Quando se trata da criação de pequenos componentes eletrônicos (ou nano robôs) injetáveis no corpo humano que ajudarão a descobrir e curar doenças, a grande dificuldade é descobrir como fornecer energia a eles quando já estiverem dentro do hospedeiro. Na realidade, métodos para fazer isso já existem, mas envolvem fios e baterias, tornando todo o processo complicado e, em alguns casos, perigoso.

Mas uma técnica desenvolvida pela Universidade de Stanford pode ser a solução para “alimentar” esses componentes que estarão dentro de nós combatendo as enfermidades que nos atingem. Trata-se de um chip produzido com material piezoelétrico que produz energia elétrica quando ondas sonoras de alta frequência (ultrassom – usado, por exemplo, em exames com grávidas) entram em contato com ele.

Como a imagem acima nos permite concluir, o chip é minúsculo, tamanho ideal para estar dentro do nosso corpo e identificar males antes que eles se tornem verdadeiras doenças crônicas.
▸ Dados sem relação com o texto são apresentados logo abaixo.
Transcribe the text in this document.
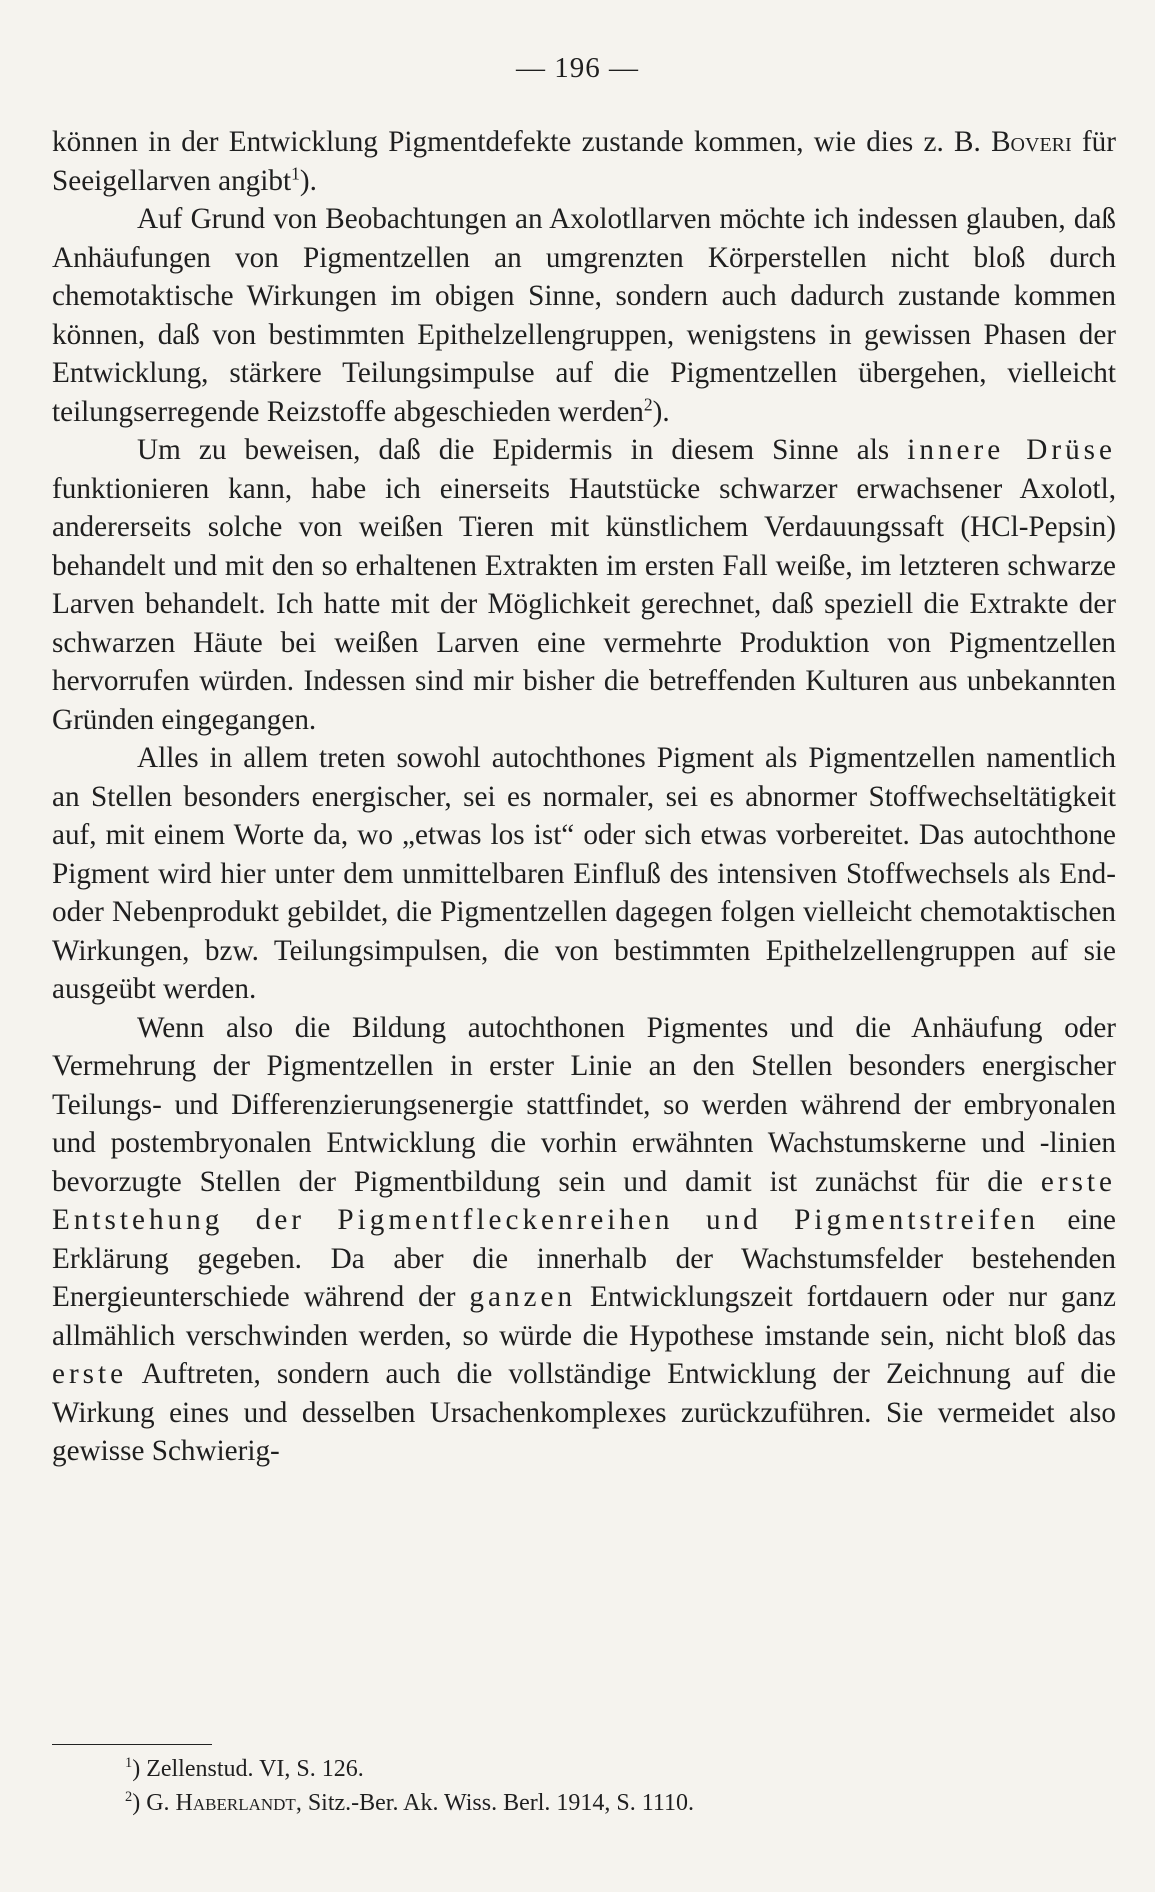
— 196 —

können in der Entwicklung Pigmentdefekte zustande kommen, wie dies z. B. Boveri für Seeigellarven angibt$^1$).

Auf Grund von Beobachtungen an Axolotllarven möchte ich indessen glauben, daß Anhäufungen von Pigmentzellen an umgrenzten Körperstellen nicht bloß durch chemotaktische Wirkungen im obigen Sinne, sondern auch dadurch zustande kommen können, daß von bestimmten Epithelzellengruppen, wenigstens in gewissen Phasen der Entwicklung, stärkere Teilungsimpulse auf die Pigmentzellen übergehen, vielleicht teilungserregende Reizstoffe abgeschieden werden$^2$).

Um zu beweisen, daß die Epidermis in diesem Sinne als innere Drüse funktionieren kann, habe ich einerseits Hautstücke schwarzer erwachsener Axolotl, andererseits solche von weißen Tieren mit künstlichem Verdauungssaft (HCl-Pepsin) behandelt und mit den so erhaltenen Extrakten im ersten Fall weiße, im letzteren schwarze Larven behandelt. Ich hatte mit der Möglichkeit gerechnet, daß speziell die Extrakte der schwarzen Häute bei weißen Larven eine vermehrte Produktion von Pigmentzellen hervorrufen würden. Indessen sind mir bisher die betreffenden Kulturen aus unbekannten Gründen eingegangen.

Alles in allem treten sowohl autochthones Pigment als Pigmentzellen namentlich an Stellen besonders energischer, sei es normaler, sei es abnormer Stoffwechseltätigkeit auf, mit einem Worte da, wo „etwas los ist“ oder sich etwas vorbereitet. Das autochthone Pigment wird hier unter dem unmittelbaren Einfluß des intensiven Stoffwechsels als End- oder Nebenprodukt gebildet, die Pigmentzellen dagegen folgen vielleicht chemotaktischen Wirkungen, bzw. Teilungsimpulsen, die von bestimmten Epithelzellengruppen auf sie ausgeübt werden.

Wenn also die Bildung autochthonen Pigmentes und die Anhäufung oder Vermehrung der Pigmentzellen in erster Linie an den Stellen besonders energischer Teilungs- und Differenzierungsenergie stattfindet, so werden während der embryonalen und postembryonalen Entwicklung die vorhin erwähnten Wachstumskerne und -linien bevorzugte Stellen der Pigmentbildung sein und damit ist zunächst für die erste Entstehung der Pigmentfleckenreihen und Pigmentstreifen eine Erklärung gegeben. Da aber die innerhalb der Wachstumsfelder bestehenden Energieunterschiede während der ganzen Entwicklungszeit fortdauern oder nur ganz allmählich verschwinden werden, so würde die Hypothese imstande sein, nicht bloß das erste Auftreten, sondern auch die vollständige Entwicklung der Zeichnung auf die Wirkung eines und desselben Ursachenkomplexes zurückzuführen. Sie vermeidet also gewisse Schwierig-

$^1$) Zellenstud. VI, S. 126.

$^2$) G. Haberlandt, Sitz.-Ber. Ak. Wiss. Berl. 1914, S. 1110.
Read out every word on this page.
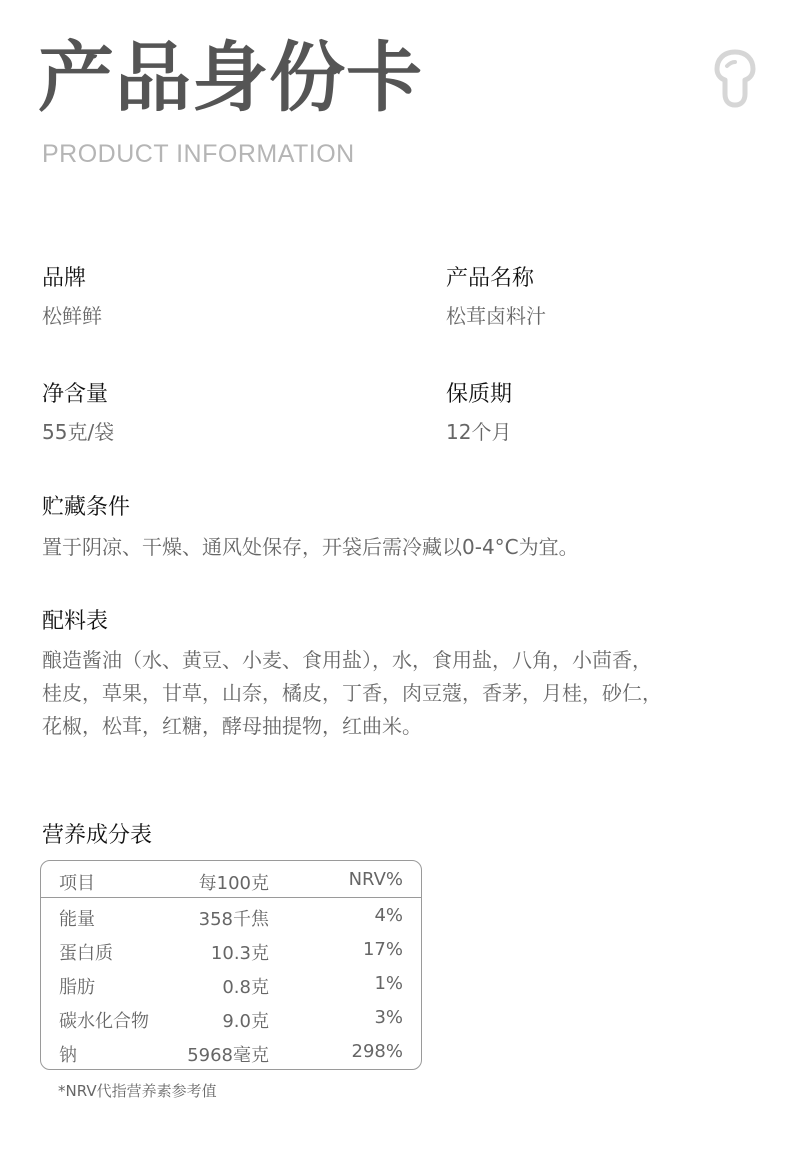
产品身份卡
PRODUCT INFORMATION
品牌
松鲜鲜
产品名称
松茸卤料汁
净含量
55克/袋
保质期
12个月
贮藏条件
置于阴凉、干燥、通风处保存，开袋后需冷藏以0-4°C为宜。
配料表
酿造酱油（水、黄豆、小麦、食用盐），水，食用盐，八角，小茴香，
桂皮，草果，甘草，山奈，橘皮，丁香，肉豆蔻，香茅，月桂，砂仁，
花椒，松茸，红糖，酵母抽提物，红曲米。
营养成分表
项目	每100克	NRV%
能量	358千焦	4%
蛋白质	10.3克	17%
脂肪	0.8克	1%
碳水化合物	9.0克	3%
钠	5968毫克	298%
*NRV代指营养素参考值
A energia produzida pelas ondas sonoras, obviamente, não é o bastante para manter um smartphone ligado, por exemplo.

No entanto, é o suficiente para conservar esse pequeno dispositivo em funcionamento e sendo capaz de monitorar sinais vitais ou liberar medicamentos em uma parte específica do corpo. Essa técnica, infelizmente, ainda se encontra em suas fases inicias, mas os pesquisadores prometem várias aplicações para ela em vários ramos da medicina.